We've included a test script test_endpoint.py to help you test your deployed endpoint.

Prerequisites

Python 3.7+
Your Hugging Face API token
An active Hugging Face Inference Endpoint

Installation

pip install requests pillow

Usage

python test_endpoint.py --token "YOUR_HF_API_TOKEN" --url "YOUR_ENDPOINT_URL" --prompt "your test prompt here"

Additional Options

--negative_prompt TEXT     Negative prompt to guide generation
--seed INTEGER             Random seed for reproducibility
--steps INTEGER            Number of inference steps (default: 30)
--guidance FLOAT           Guidance scale (default: 7.0)
--width INTEGER            Image width (default: 1024)
--height INTEGER           Image height (default: 768)
--output_dir TEXT          Directory to save generated images (default: "generated_images")

Example

python test_endpoint.py \
  --token "hf_..." \
  --url "https://api-inference.huggingface.co/models/username/your-repo-name" \
  --prompt "beautiful sunset over mountains" \
  --negative_prompt "blurry, low quality" \
  --seed 42 \
  --steps 30 \
  --guidance 7.5

This will:

Send a request to your endpoint
Download the generated image
Save it to the specified output directory
Display the seed used for generation

Troubleshooting

Error: "You are trying to load the model files of the `variant=fp16`, but no such modeling files are available"

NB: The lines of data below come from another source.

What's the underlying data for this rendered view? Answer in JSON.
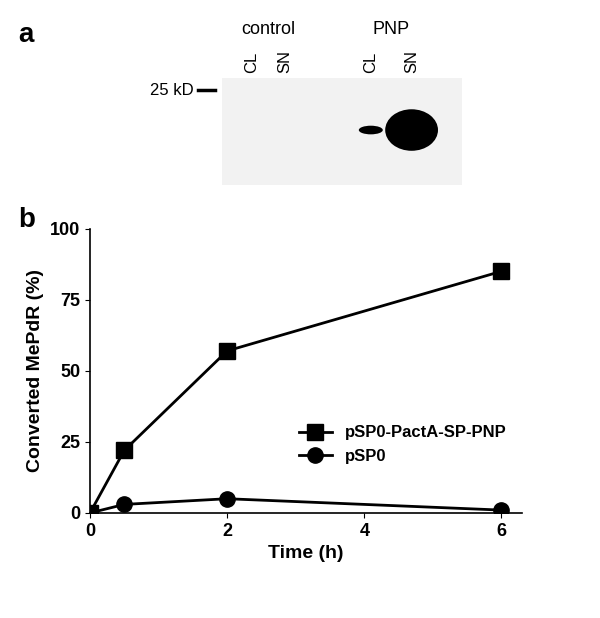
{
  "panel_a": {
    "label": "a",
    "marker_label": "25 kD",
    "groups": [
      {
        "name": "control",
        "lanes": [
          "CL",
          "SN"
        ]
      },
      {
        "name": "PNP",
        "lanes": [
          "CL",
          "SN"
        ]
      }
    ]
  },
  "chart_data": {
    "panel_label": "b",
    "type": "line",
    "x_label": "Time (h)",
    "y_label": "Converted MePdR (%)",
    "x": [
      0,
      0.5,
      2,
      6
    ],
    "series": [
      {
        "name": "pSP0-PactA-SP-PNP",
        "color": "#000000",
        "marker": "square",
        "line_style": "solid",
        "values": [
          0,
          22,
          57,
          85
        ]
      },
      {
        "name": "pSP0",
        "color": "#000000",
        "marker": "circle",
        "line_style": "solid",
        "values": [
          0,
          3,
          5,
          1
        ]
      }
    ],
    "xlim": [
      0,
      6.3
    ],
    "xticks": [
      0,
      2,
      4,
      6
    ],
    "ylim": [
      0,
      100
    ],
    "yticks": [
      0,
      25,
      50,
      75,
      100
    ],
    "grid": false,
    "legend": "lower right"
  }
}
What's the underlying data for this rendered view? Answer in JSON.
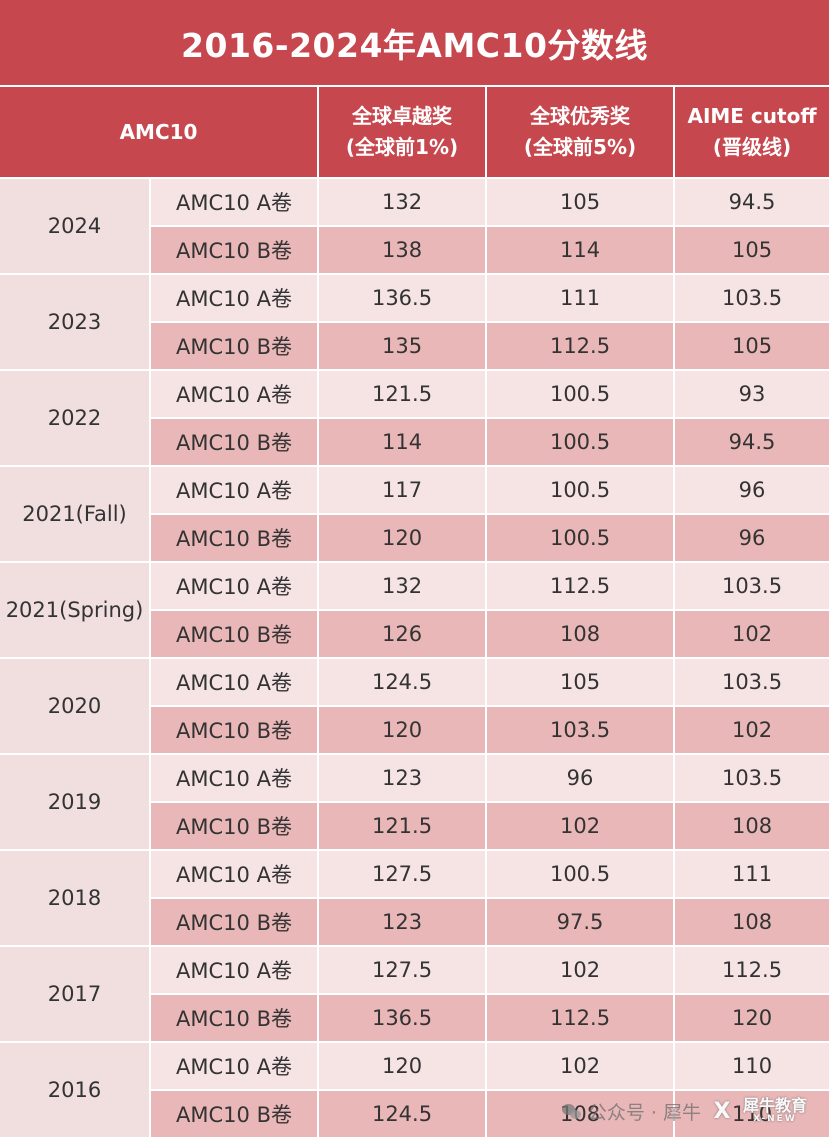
{
  "title": "2016-2024年AMC10分数线",
  "headers": {
    "category": "AMC10",
    "col1": [
      "全球卓越奖",
      "(全球前1%)"
    ],
    "col2": [
      "全球优秀奖",
      "(全球前5%)"
    ],
    "col3": [
      "AIME cutoff",
      "(晋级线)"
    ]
  },
  "years": [
    {
      "year": "2024",
      "rows": [
        {
          "exam": "AMC10 A卷",
          "distinction": "132",
          "honor": "105",
          "aime": "94.5"
        },
        {
          "exam": "AMC10 B卷",
          "distinction": "138",
          "honor": "114",
          "aime": "105"
        }
      ]
    },
    {
      "year": "2023",
      "rows": [
        {
          "exam": "AMC10 A卷",
          "distinction": "136.5",
          "honor": "111",
          "aime": "103.5"
        },
        {
          "exam": "AMC10 B卷",
          "distinction": "135",
          "honor": "112.5",
          "aime": "105"
        }
      ]
    },
    {
      "year": "2022",
      "rows": [
        {
          "exam": "AMC10 A卷",
          "distinction": "121.5",
          "honor": "100.5",
          "aime": "93"
        },
        {
          "exam": "AMC10 B卷",
          "distinction": "114",
          "honor": "100.5",
          "aime": "94.5"
        }
      ]
    },
    {
      "year": "2021(Fall)",
      "rows": [
        {
          "exam": "AMC10 A卷",
          "distinction": "117",
          "honor": "100.5",
          "aime": "96"
        },
        {
          "exam": "AMC10 B卷",
          "distinction": "120",
          "honor": "100.5",
          "aime": "96"
        }
      ]
    },
    {
      "year": "2021(Spring)",
      "rows": [
        {
          "exam": "AMC10 A卷",
          "distinction": "132",
          "honor": "112.5",
          "aime": "103.5"
        },
        {
          "exam": "AMC10 B卷",
          "distinction": "126",
          "honor": "108",
          "aime": "102"
        }
      ]
    },
    {
      "year": "2020",
      "rows": [
        {
          "exam": "AMC10 A卷",
          "distinction": "124.5",
          "honor": "105",
          "aime": "103.5"
        },
        {
          "exam": "AMC10 B卷",
          "distinction": "120",
          "honor": "103.5",
          "aime": "102"
        }
      ]
    },
    {
      "year": "2019",
      "rows": [
        {
          "exam": "AMC10 A卷",
          "distinction": "123",
          "honor": "96",
          "aime": "103.5"
        },
        {
          "exam": "AMC10 B卷",
          "distinction": "121.5",
          "honor": "102",
          "aime": "108"
        }
      ]
    },
    {
      "year": "2018",
      "rows": [
        {
          "exam": "AMC10 A卷",
          "distinction": "127.5",
          "honor": "100.5",
          "aime": "111"
        },
        {
          "exam": "AMC10 B卷",
          "distinction": "123",
          "honor": "97.5",
          "aime": "108"
        }
      ]
    },
    {
      "year": "2017",
      "rows": [
        {
          "exam": "AMC10 A卷",
          "distinction": "127.5",
          "honor": "102",
          "aime": "112.5"
        },
        {
          "exam": "AMC10 B卷",
          "distinction": "136.5",
          "honor": "112.5",
          "aime": "120"
        }
      ]
    },
    {
      "year": "2016",
      "rows": [
        {
          "exam": "AMC10 A卷",
          "distinction": "120",
          "honor": "102",
          "aime": "110"
        },
        {
          "exam": "AMC10 B卷",
          "distinction": "124.5",
          "honor": "108",
          "aime": "110"
        }
      ]
    }
  ],
  "watermark": {
    "account": "公众号 · 犀牛",
    "brand_main": "犀牛教育",
    "brand_sub": "X-NEW",
    "icon": "wechat-icon"
  },
  "colors": {
    "header": "#c7474e",
    "row_a": "#f6e4e4",
    "row_b": "#e9b7b8",
    "year_cell": "#f1dfdf"
  }
}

If you encounter this error when deploying your endpoint, it means the model you're trying to use doesn't have an fp16 variant explicitly available. To fix this:

Open handler.py
Find the StableDiffusionXLPipeline.from_pretrained call
Remove the variant="fp16" parameter

The corrected code should look like:

pipe = StableDiffusionXLPipeline.from_pretrained(
    ckpt_dir,
    vae=vae,
    torch_dtype=torch.float16,
    use_safetensors=self.cfg.get("use_safetensors", True)
)

This change allows the model to be loaded with fp16 precision without requiring a specific fp16 variant of the model weights.